Choose the experimental features you want to try

This document is an excerpt from the EUR-Lex website

Document 62017TN0113

    Zaak T-113/17: Beroep ingesteld op 20 februari 2017 — Crédit Agricole en Crédit Agricole Corporate and Investment Bank/Commissie

    PB C 231 van 17.7.2017, p. 27–28 (BG, ES, CS, DA, DE, ET, EL, EN, FR, HR, IT, LV, LT, HU, MT, NL, PL, PT, RO, SK, SL, FI, SV)

    17.7.2017   

    NL

    Publicatieblad van de Europese Unie

    C 231/27


    Beroep ingesteld op 20 februari 2017 — Crédit Agricole en Crédit Agricole Corporate and Investment Bank/Commissie

    (Zaak T-113/17)

    (2017/C 231/34)

    Procestaal: Frans

    Partijen

    Verzoekende partijen: Crédit Agricole SA (Montrouge, Frankrijk), Crédit Agricole Corporate and Investment Bank (Montrouge) (vertegenwoordigers: J.-P. Tran Thiet, advocaat, M. Powell, solicitor, J. Jourdan en J.-J. Lemonnier, advocaten)
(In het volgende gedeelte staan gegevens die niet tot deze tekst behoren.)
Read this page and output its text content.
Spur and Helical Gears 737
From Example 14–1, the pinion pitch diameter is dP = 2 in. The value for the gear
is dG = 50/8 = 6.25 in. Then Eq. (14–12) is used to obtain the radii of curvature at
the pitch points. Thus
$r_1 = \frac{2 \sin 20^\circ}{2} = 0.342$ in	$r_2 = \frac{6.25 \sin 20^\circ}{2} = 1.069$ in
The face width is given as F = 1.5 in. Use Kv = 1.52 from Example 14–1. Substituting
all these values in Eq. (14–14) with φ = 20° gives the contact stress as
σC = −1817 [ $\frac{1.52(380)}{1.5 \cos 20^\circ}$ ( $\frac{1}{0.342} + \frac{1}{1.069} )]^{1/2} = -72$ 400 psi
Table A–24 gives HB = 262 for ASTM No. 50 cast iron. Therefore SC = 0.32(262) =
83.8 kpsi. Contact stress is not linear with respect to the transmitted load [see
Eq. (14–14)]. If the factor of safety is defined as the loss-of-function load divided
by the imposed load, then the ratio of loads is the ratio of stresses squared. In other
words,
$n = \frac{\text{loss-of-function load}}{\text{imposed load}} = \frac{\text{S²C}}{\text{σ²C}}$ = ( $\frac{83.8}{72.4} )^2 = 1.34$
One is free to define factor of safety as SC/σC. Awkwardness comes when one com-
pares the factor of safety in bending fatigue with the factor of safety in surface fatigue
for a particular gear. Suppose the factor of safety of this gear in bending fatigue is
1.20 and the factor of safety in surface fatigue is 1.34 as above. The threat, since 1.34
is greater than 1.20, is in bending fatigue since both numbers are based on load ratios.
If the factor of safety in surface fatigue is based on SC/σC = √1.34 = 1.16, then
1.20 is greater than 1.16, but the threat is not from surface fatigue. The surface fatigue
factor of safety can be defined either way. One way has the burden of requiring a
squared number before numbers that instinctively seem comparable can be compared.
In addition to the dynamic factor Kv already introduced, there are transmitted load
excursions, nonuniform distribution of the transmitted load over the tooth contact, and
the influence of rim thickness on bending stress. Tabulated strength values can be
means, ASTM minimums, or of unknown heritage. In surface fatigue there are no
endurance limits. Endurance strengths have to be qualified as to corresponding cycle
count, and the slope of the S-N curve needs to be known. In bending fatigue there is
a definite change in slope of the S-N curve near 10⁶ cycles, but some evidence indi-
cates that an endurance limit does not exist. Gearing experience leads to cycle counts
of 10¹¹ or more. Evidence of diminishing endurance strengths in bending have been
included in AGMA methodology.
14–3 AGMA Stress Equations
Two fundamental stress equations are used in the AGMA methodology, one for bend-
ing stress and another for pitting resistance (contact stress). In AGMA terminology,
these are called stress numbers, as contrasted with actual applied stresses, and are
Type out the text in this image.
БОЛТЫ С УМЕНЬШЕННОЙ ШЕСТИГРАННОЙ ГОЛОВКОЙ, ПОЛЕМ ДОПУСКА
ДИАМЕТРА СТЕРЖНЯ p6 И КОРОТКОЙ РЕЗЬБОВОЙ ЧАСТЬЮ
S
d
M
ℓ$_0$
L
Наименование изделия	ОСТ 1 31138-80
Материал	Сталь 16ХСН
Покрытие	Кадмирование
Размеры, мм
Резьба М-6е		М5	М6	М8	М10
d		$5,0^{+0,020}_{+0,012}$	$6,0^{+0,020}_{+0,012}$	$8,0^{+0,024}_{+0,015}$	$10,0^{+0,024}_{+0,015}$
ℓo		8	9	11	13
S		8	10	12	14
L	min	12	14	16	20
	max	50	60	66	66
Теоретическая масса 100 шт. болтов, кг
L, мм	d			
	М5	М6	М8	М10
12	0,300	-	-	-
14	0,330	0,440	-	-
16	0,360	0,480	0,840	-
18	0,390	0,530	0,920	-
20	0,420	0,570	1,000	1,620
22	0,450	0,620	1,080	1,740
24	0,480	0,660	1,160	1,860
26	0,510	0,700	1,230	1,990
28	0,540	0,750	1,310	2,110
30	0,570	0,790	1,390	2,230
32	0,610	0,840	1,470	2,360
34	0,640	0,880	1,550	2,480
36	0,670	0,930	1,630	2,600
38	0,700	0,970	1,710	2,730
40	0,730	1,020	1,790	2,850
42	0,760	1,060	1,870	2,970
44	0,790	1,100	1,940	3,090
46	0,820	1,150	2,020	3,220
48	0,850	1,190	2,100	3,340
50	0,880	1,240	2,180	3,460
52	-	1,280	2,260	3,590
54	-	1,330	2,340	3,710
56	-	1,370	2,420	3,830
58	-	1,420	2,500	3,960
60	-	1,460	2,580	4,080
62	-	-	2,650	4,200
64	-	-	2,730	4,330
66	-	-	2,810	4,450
    Verwerende partij: Europese Commissie

    Conclusies

    Verzoekende partijen verzoeken het Gerecht:

    Primair:

    artikel 1, onder a), en, bijgevolg, artikel 2, onder a), van het besluit nietig te verklaren;

    in elk geval, artikel 2, onder a), van het besluit nietig te verklaren.

    Subsidiair:

    krachtens de volledige rechtsmacht bedoeld in artikel 261 VWEU en in artikel 31 van verordening nr. 1/2003 de aan de verzoekende partijen opgelegde geldboete aanzienlijk te verlagen.

    Aanvullend:

    de besluiten van de raadadviseur-auditeur van 2 oktober 2014, 4 maart 2015, 27 maart 2015, 29 juli 2015 en 19 september 2016, en bijgevolg de artikelen 1, onder a), en 2, onder a), van het besluit, nietig te verklaren;

    de Europese Commissie te verwijzen in alle kosten.
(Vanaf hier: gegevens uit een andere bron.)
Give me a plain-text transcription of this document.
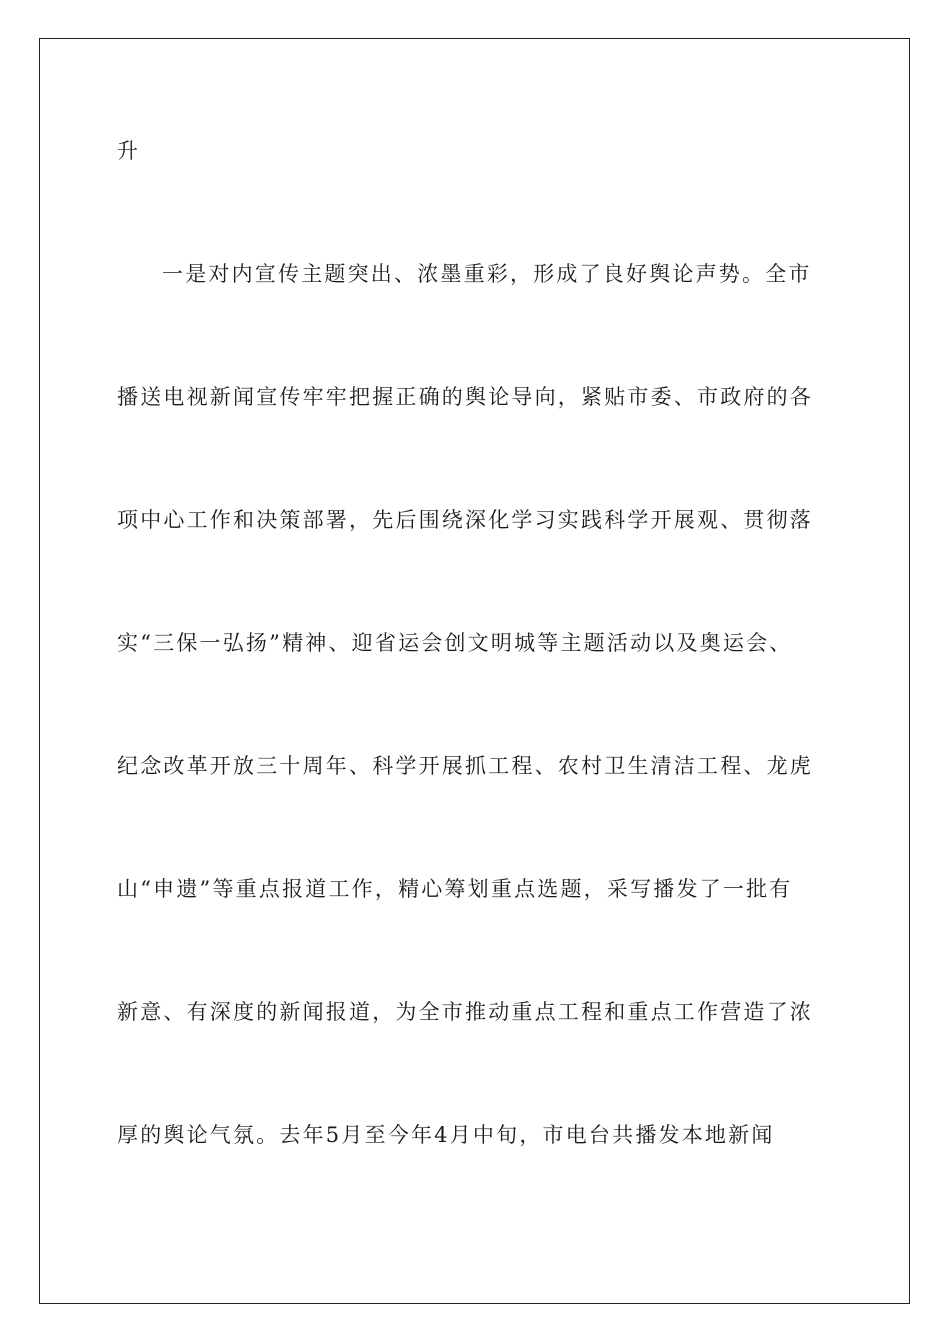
升
一是对内宣传主题突出、浓墨重彩，形成了良好舆论声势。全市
播送电视新闻宣传牢牢把握正确的舆论导向，紧贴市委、市政府的各
项中心工作和决策部署，先后围绕深化学习实践科学开展观、贯彻落
实“三保一弘扬”精神、迎省运会创文明城等主题活动以及奥运会、
纪念改革开放三十周年、科学开展抓工程、农村卫生清洁工程、龙虎
山“申遗”等重点报道工作，精心筹划重点选题，采写播发了一批有
新意、有深度的新闻报道，为全市推动重点工程和重点工作营造了浓
厚的舆论气氛。去年5月至今年4月中旬，市电台共播发本地新闻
    Middelen en voornaamste argumenten

    Het onderhavige beroep strekt tot gedeeltelijke nietigverklaring van besluit C(2016) 8530 final van de Europese Commissie van 7 december 2016 betreffende een procedure op grond van artikel 101 VWEU in de zaak betreffende de rentederivaten in euro (AT.39914 — EIRD), waarbij aan de verzoekende partijen een geldboete van 114 654 000 EUR is opgelegd, en subsidiair tot zeer aanzienlijke verlaging van de sanctie.

    Ter ondersteuning van het beroep voeren verzoekende partijen tien middelen aan.

    1.

    Eerste middel: schending van het recht van toegang tot de rechter en van het beginsel van hoor en wederhoor.

    2.

    Tweede middel: niet-nakoming van de verplichting tot onpartijdigheid en niet-inachtneming van het vermoeden van onschuld.

    3.

    Derde middel: in het bestreden besluit is niet aangetoond dat verzoekende partijen aan de gestelde manipulaties hebben deelgenomen.

    4.

    Vierde middel: in het bestreden besluit zijn de bedoelde praktijken ten onrechte als beperkingen naar strekking aangemerkt.

    5.

    Vijfde middel: onjuiste rechtsopvatting van de Commissie doordat deze heeft geoordeeld dat het samenstel van de praktijken één enkele inbreuk vormde.

    6.

    Zesde middel: in het bestreden besluit is niet rechtens genoegzaam aangetoond dat de verzoekende partijen op de hoogte waren van het totaalplan en daaraan wilden deelnemen.

    7.

    Zevende middel: het bestreden besluit bevat een onjuiste rechtsopvatting doordat de gestelde inbreuk van verzoekende partijen daarin als een voortdurende inbreuk is aangemerkt, terwijl het hooguit ging om een voortgezette inbreuk.

    8.

    Achtste middel: het bestreden besluit bevat een onjuiste rechtsopvatting doordat de praktijken van de traders daarin aan de verzoekende partijen zijn toegerekend.

    9.

    Negende middel: de Commissie heeft bij de oplegging van de geldboete het beginsel van gelijke behandeling en het beginsel van behoorlijk bestuur geschonden, is haar motiveringsplicht niet nagekomen en heeft de rechten van de verdediging en het evenredigheidsbeginsel niet geëerbiedigd.

    10.

    Tiende middel: het Gerecht dient het bedrag van de geldboete te verlagen daar dit, gelet op de zwaarte en de duur van de praktijken, overdreven hoog is.